Don’t you get the deer-in-the-headlights look from the cashiers when you try that? I’ve been behind people who do that, and the cashiers never get it on the first take.

It’s been known to happen, yes. These days, most places seem to have electronic cash registers that allow the cashier to simply key in what you handed them, and tell them what to give back. They don’t have to think about it.

And I just noticed those change collecting machines in the Albertson’s around here. I wasn’t curious enough to examine them closely, particularly since they always seem to be in use. I probably wouldn’t have noticed them except for the noise. 8% seems REALLY steep, but it doesn’t surprise me that people would be lazy enough to accept that to avoid counting up their change.

Funny supermarket machines that gave money - anybody else remember Safeway’s “Golden Goats”? These were automated machines that gave you money for your aluminum cans.

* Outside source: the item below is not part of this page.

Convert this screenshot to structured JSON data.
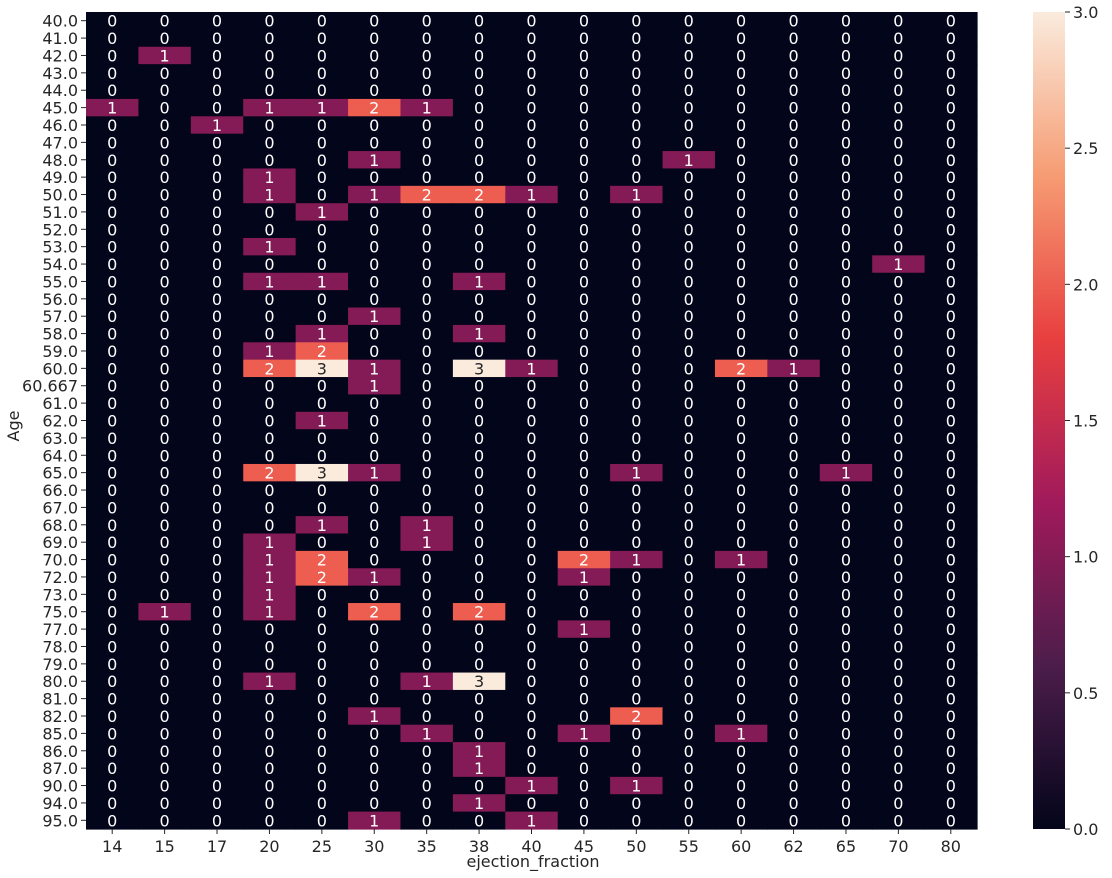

My local University Library has a change machine that gives quarters, no matter what you put in (save cent pieces). So I’d trot down to the library with my big jar of nickels and dimes. After much racket, I wind up with a nice load of quarters. Quarters are big enough for me that I don’t need to worry about spending them.

Just take your stash to a casino.

When I was 15 and living in Reno I tried cashing in my liftime earnings (about four mason jars stuffed with loose change) at the bank, but they didn’t have a coin sorter. So instead we drove to the nearest casino, dumped it all out into various plastic buckets, and took it to the cashier. Got it all sorted and converted into green in no time. No hassle, no waiting, and best of all, no commission.